The Nikon Monarch 5 and Bushnell Trophy Xtreme binoculars
The Nikon Monarch 5 (left) and Bushnell Trophy Xtreme are affordable and yet they hold up to hard use.Nikon and Bushnell

I haven’t always used a spotting scope, but it has been proving its worth lately. On the big rivers and lakes that I hunt, it’s easy to see a mile plus in a few different directions, and distant ducks can look pretty fuzzy through binoculars. Mine is a Leupold Santiam 27-55x80mm, mounted on a lightweight tripod. It’s a bigger investment than cheap binos, obviously, but I use it throughout the big-game season too. I don’t often take my spotting scope along for boat rides, but it’s handy when glassing from shore and trying to decide whether there are wigeon mixed in with a distant flock of coots—or if that canebrake on the shore is actually someone else’s duck blind.

Watch the Birds Closely

Once I find birds through the glass, I spend some time just watching them, while asking myself questions.
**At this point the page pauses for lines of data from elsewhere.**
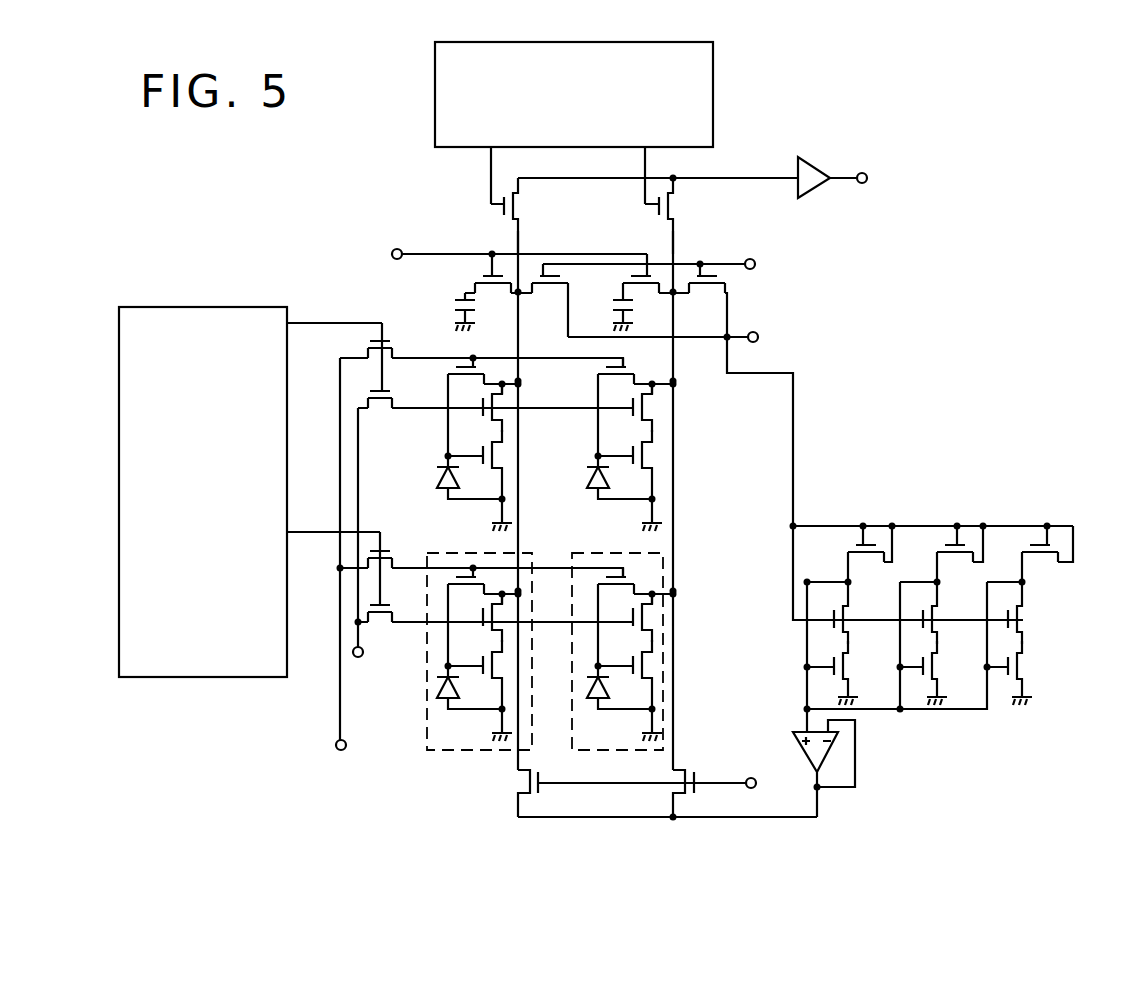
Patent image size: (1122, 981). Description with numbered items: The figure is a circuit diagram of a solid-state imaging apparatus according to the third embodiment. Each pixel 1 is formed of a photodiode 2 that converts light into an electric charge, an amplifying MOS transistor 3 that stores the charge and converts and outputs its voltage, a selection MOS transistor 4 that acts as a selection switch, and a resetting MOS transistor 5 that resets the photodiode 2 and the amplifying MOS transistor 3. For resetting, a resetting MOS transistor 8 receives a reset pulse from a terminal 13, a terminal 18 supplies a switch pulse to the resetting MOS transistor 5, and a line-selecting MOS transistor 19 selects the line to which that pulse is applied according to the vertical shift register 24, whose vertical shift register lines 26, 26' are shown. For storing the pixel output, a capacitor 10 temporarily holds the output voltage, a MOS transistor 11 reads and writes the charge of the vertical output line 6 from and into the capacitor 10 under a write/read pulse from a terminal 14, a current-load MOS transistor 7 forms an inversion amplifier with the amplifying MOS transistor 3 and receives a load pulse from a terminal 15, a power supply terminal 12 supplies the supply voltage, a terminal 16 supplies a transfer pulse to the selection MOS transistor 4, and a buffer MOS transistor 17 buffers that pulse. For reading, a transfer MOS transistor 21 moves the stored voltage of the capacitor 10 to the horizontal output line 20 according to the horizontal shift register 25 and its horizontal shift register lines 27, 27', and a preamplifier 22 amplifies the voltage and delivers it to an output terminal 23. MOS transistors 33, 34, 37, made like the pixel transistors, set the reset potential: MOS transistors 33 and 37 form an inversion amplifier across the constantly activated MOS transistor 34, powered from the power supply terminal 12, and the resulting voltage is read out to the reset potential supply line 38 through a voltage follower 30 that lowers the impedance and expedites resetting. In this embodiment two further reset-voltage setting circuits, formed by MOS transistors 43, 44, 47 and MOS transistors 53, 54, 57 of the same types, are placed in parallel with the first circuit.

The pixel 1 is at (540, 628).
The photodiode 2 is at (523, 696).
The amplifying MOS transistor 3 is at (554, 665).
The selection MOS transistor 4 is at (557, 617).
The resetting MOS transistor 5 is at (518, 586).
The vertical output line 6 is at (520, 475).
The current-load MOS transistor 7 is at (543, 300).
The resetting MOS transistor 8 is at (522, 782).
The capacitor 10 is at (481, 303).
The MOS transistor 11 is at (477, 285).
The power supply terminal 12 is at (759, 338).
The terminal 13 is at (757, 783).
The terminal 14 is at (397, 248).
The terminal 15 is at (756, 265).
The terminal 16 is at (359, 658).
The buffer MOS transistor 17 is at (395, 395).
The terminal 18 is at (341, 751).
The line-selecting MOS transistor 19 is at (391, 350).
The horizontal output line 20 is at (758, 177).
The transfer MOS transistor 21 is at (520, 204).
The preamplifier 22 is at (823, 164).
The output terminal 23 is at (863, 185).
The vertical shift register 24 is at (246, 305).
The horizontal shift register 25 is at (713, 96).
The vertical shift register line 26 is at (334, 296).
The vertical shift register line 26' is at (333, 507).
The horizontal shift register line 27 is at (438, 175).
The horizontal shift register line 27' is at (703, 170).
The voltage follower 30 is at (793, 737).
The MOS transistor 33 is at (848, 666).
The MOS transistor 34 is at (853, 612).
The MOS transistor 37 is at (853, 539).
The reset potential supply line 38 is at (755, 818).
The MOS transistor 43 is at (937, 668).
The MOS transistor 44 is at (950, 602).
The MOS transistor 47 is at (948, 539).
The MOS transistor 53 is at (1030, 668).
The MOS transistor 54 is at (1025, 618).
The MOS transistor 57 is at (1030, 547).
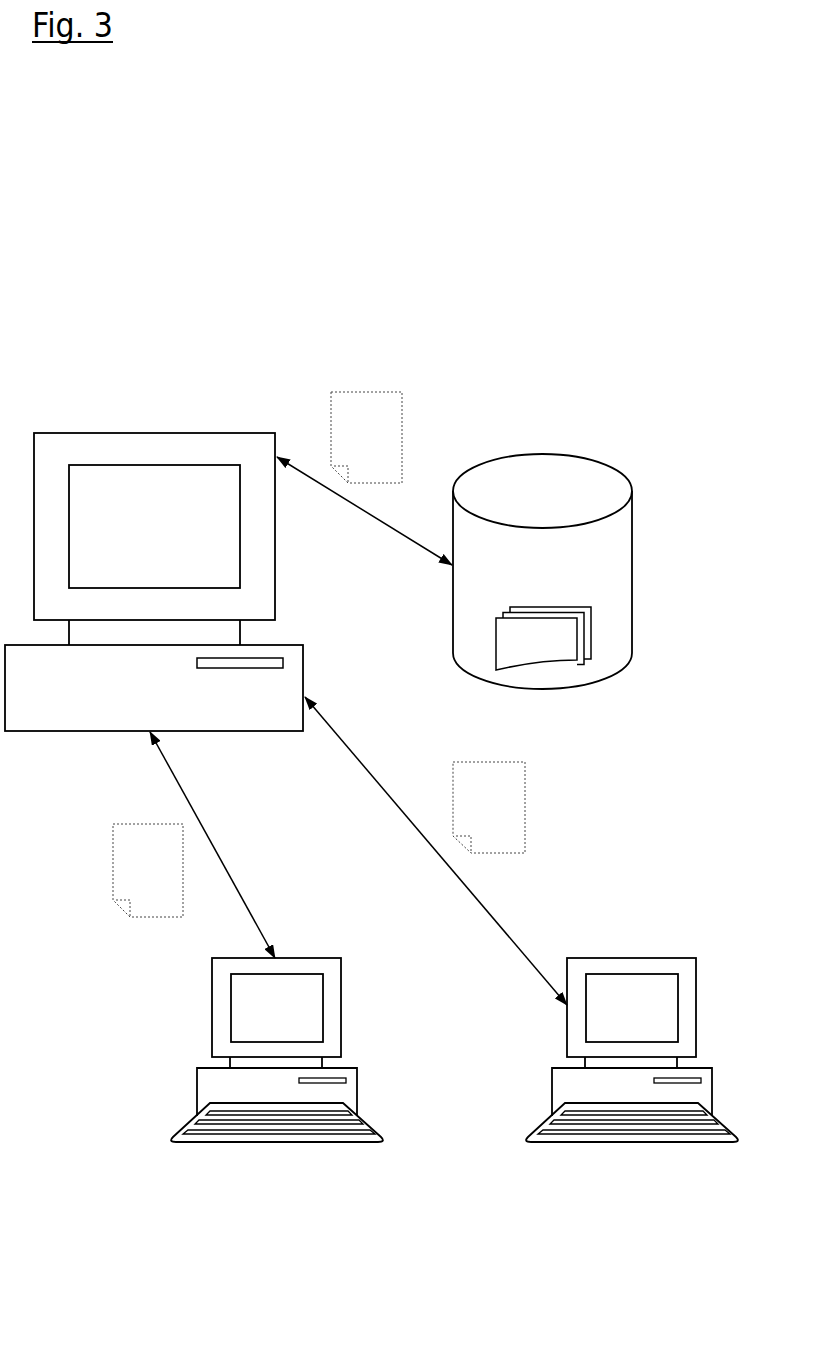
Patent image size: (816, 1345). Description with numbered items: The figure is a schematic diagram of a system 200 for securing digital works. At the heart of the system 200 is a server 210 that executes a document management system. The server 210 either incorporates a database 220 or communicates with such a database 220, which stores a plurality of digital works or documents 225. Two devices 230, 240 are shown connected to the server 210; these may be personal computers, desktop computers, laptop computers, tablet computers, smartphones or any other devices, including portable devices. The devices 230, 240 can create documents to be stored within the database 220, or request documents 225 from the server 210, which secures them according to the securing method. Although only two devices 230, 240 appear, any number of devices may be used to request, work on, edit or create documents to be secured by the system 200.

How many are there? A couple dozen ducks can make for a good hunt if you do your part on the gun. Anytime I’m looking at feeding ducks on the water, I expect to see half again as many more the next morning. What species are they? I’m a firm believer in species-specific decoys.
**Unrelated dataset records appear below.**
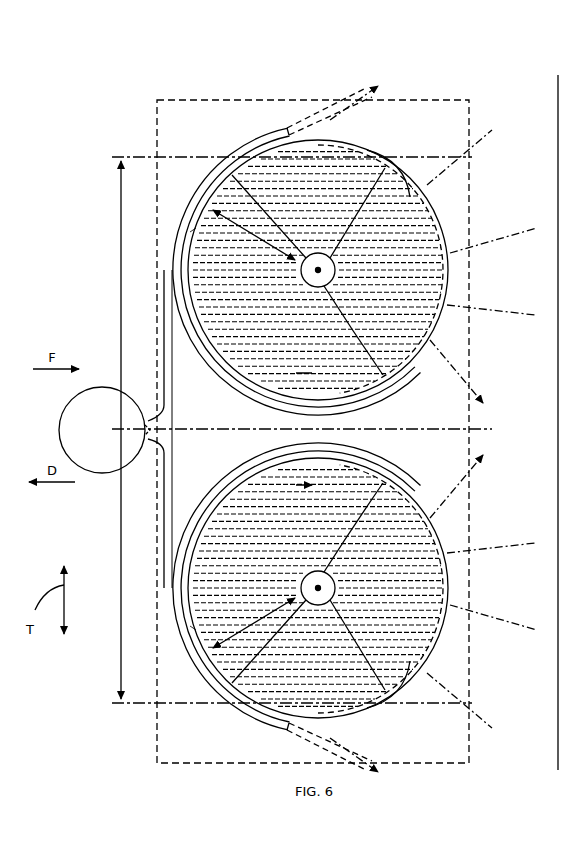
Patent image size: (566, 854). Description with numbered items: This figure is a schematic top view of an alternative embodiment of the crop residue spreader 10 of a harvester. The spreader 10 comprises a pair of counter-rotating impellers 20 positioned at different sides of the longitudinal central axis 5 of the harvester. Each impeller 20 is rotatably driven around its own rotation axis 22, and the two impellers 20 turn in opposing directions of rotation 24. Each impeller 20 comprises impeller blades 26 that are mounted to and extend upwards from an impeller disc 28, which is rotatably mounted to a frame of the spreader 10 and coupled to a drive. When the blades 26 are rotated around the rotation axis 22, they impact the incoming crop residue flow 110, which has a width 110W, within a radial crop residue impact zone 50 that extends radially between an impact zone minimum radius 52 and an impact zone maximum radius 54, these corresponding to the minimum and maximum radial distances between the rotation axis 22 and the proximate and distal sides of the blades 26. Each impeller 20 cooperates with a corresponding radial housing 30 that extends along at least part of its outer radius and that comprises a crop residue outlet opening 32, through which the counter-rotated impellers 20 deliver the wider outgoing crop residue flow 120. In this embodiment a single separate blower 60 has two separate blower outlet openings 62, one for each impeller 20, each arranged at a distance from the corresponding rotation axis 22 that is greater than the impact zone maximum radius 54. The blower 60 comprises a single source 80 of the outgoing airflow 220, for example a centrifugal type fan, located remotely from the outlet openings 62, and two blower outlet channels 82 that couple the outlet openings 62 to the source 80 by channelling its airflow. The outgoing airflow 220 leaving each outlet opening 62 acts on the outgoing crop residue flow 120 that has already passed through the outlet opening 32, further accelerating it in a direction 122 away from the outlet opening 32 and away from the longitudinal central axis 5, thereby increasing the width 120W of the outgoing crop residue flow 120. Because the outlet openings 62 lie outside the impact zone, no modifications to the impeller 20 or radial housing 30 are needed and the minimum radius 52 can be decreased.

The longitudinal central axis 5 is at (456, 426).
The crop residue spreader 10 is at (176, 106).
The impeller 20 is at (268, 399).
The rotation axis 22 is at (304, 281).
The direction of rotation 24 is at (248, 337).
The impeller blade 26 is at (195, 258).
The impeller disc 28 is at (190, 232).
The radial housing 30 is at (236, 398).
The crop residue outlet opening 32 is at (463, 263).
The radial crop residue impact zone 50 is at (228, 176).
The impact zone minimum radius 52 is at (232, 172).
The impact zone maximum radius 54 is at (236, 158).
The separate blower 60 is at (103, 384).
The separate blower outlet opening 62 is at (292, 121).
The source 80 is at (108, 474).
The blower outlet channel 82 is at (163, 356).
The incoming crop residue flow 110 is at (143, 164).
The width of the incoming crop residue flow 110W is at (98, 430).
The outgoing crop residue flow 120 is at (474, 168).
The width of the outgoing crop residue flow 120W is at (556, 210).
The direction of further acceleration 122 is at (344, 118).
The outgoing airflow 220 is at (300, 118).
What are they doing? Feeding ducks never sit still. Different family groups will scoot into an area, tip-up and feed, swim out, and then come right back. They’ll do this for hours if left undisturbed. Your job with optics is to zero in on those spots where they’re doing the most feeding. The places might only be the size of a pickup truck. From a distance, I note stumps or clumps of vegetation that are nearby that I can use as landmarks once I’m actually setting up to hunt. Things look different from a 1,000 yards, but when you’re planning for a 20-yard shot, you need to be on the money.

Finally, I note the wind direction on the day that I’m scouting, and I watch how incoming ducks approach those already sitting on the water to figure out their favored flight paths.
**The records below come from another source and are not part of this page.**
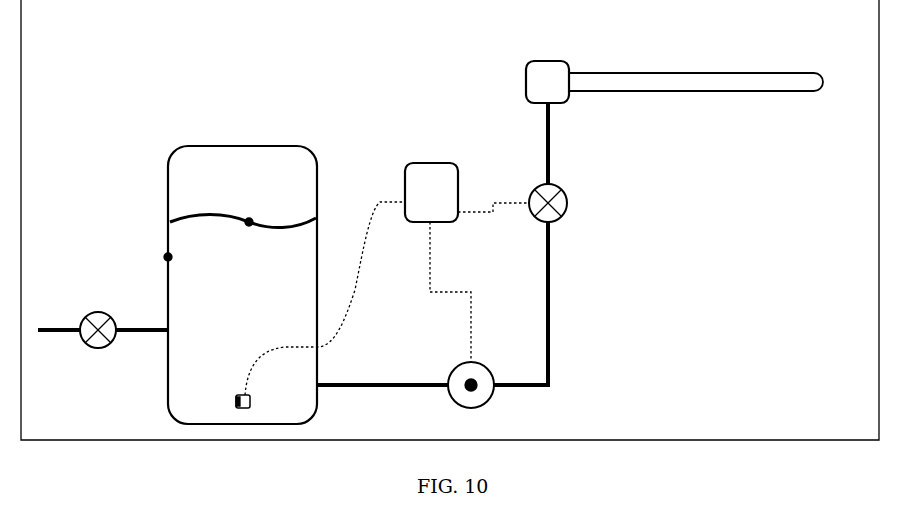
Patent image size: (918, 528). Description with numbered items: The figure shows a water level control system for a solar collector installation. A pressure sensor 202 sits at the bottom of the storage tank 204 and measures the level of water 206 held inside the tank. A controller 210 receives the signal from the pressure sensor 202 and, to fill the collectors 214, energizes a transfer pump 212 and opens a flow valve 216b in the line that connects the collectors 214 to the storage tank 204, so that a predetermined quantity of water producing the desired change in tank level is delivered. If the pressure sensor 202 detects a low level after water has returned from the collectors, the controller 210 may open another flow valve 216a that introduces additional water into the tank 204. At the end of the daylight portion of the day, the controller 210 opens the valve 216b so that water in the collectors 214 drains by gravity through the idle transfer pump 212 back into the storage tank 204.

The pressure sensor 202 is at (236, 402).
The storage tank 204 is at (166, 256).
The water 206 is at (251, 221).
The controller 210 is at (479, 159).
The transfer pump 212 is at (525, 416).
The collectors 214 is at (670, 53).
The flow valve 216a is at (90, 303).
The flow valve 216b is at (617, 193).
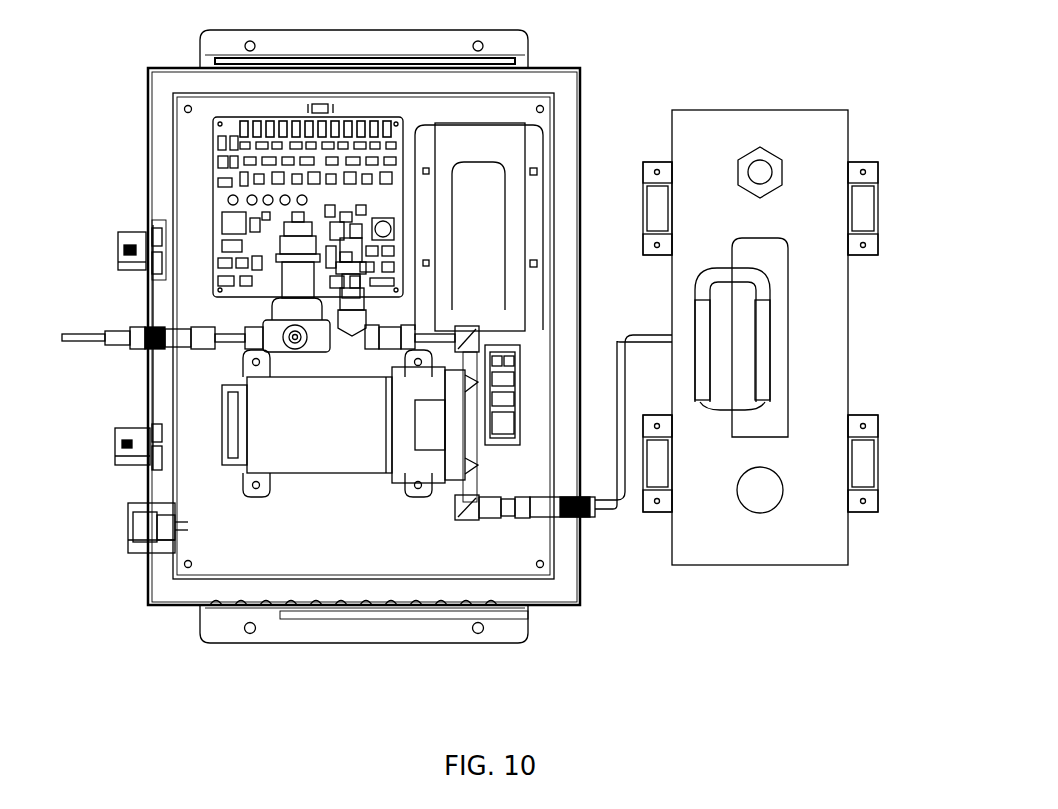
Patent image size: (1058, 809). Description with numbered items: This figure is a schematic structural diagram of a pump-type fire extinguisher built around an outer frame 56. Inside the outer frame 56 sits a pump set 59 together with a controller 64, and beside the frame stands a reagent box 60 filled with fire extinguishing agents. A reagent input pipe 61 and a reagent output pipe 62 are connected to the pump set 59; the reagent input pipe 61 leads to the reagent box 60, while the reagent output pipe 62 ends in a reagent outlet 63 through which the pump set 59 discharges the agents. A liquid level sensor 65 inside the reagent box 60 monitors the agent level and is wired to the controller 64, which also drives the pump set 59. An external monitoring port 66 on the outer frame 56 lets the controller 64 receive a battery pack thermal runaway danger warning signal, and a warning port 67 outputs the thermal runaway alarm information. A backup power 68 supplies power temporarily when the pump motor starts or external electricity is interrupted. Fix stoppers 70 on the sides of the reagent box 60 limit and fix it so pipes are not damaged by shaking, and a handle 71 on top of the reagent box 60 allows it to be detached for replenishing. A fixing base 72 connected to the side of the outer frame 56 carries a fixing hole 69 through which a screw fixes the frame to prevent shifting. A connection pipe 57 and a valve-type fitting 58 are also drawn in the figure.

The outer frame 56 is at (148, 148).
The tube 57 is at (584, 498).
The valve 58 is at (148, 328).
The pump set 59 is at (333, 460).
The reagent box 60 is at (760, 110).
The reagent input pipe 61 is at (537, 512).
The reagent output pipe 62 is at (455, 351).
The reagent outlet 63 is at (70, 333).
The controller 64 is at (212, 212).
The liquid level sensor 65 is at (782, 500).
The external monitoring port 66 is at (120, 250).
The warning port 67 is at (118, 456).
The backup power 68 is at (488, 138).
The fixing hole 69 is at (480, 634).
The fix stoppers 70 is at (876, 210).
The handle 71 is at (760, 330).
The fixing base 72 is at (368, 645).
Take a Nighttime Boat Ride

A duck’s eyesight rivals a turkey’s, and feeding birds are wary. Resist the temptation to sneak closer to them for a better look. Instead, just wait. They’ll leave at dark to roost elsewhere, and that’s when you make your move. Chances are, the competition won’t be out there scouting at 10 o’clock at night. (Just be sure that after-dark scouting is legal in the area you’re hunting; in some public areas, it isn’t).

I’ve had several awesome hunts the past couple seasons by finding ducks at sunset, going home to grab dinner, and then coming back at night to solidify the hunt plan. You might learn that there’s enough cover to hide two people, but not three. Sometimes you find out that there’s no cover at all nearby, and you need layout blinds. On cold nights, you might find a beaver run or spring that’s keeping the water open. The extra planning the night before helps account for details like this, and prevents scrambling an hour before daylight.

It’s worth bringing a GPS or your phone to drop a pin on your new hotspot at night too. That helps you find it in the fog, or you might even learn of an easier approach. After looking at the mudflat on the map, Ryan and I realized that our spot was only a few hundred yards through the woods from a paved road. We didn’t need my boat at all for future hunts. We knocked on a door and asked the owner of those woods if we could haul our decoys across his property, and he said sure, so long as it was after deer season.

A good hunting buddy of mine once told me that the only way to kill ducks is to go duck hunting. That’s true, but these days I spend nearly as much of the season scouting for birds as I do actually hunting them, and I think we kill more ducks than we used to. I always recommend against promising limits to your buddies, but on the other hand, if you do your scouting, there’s a good chance it’ll work out—and it sure does feel good to call your shots.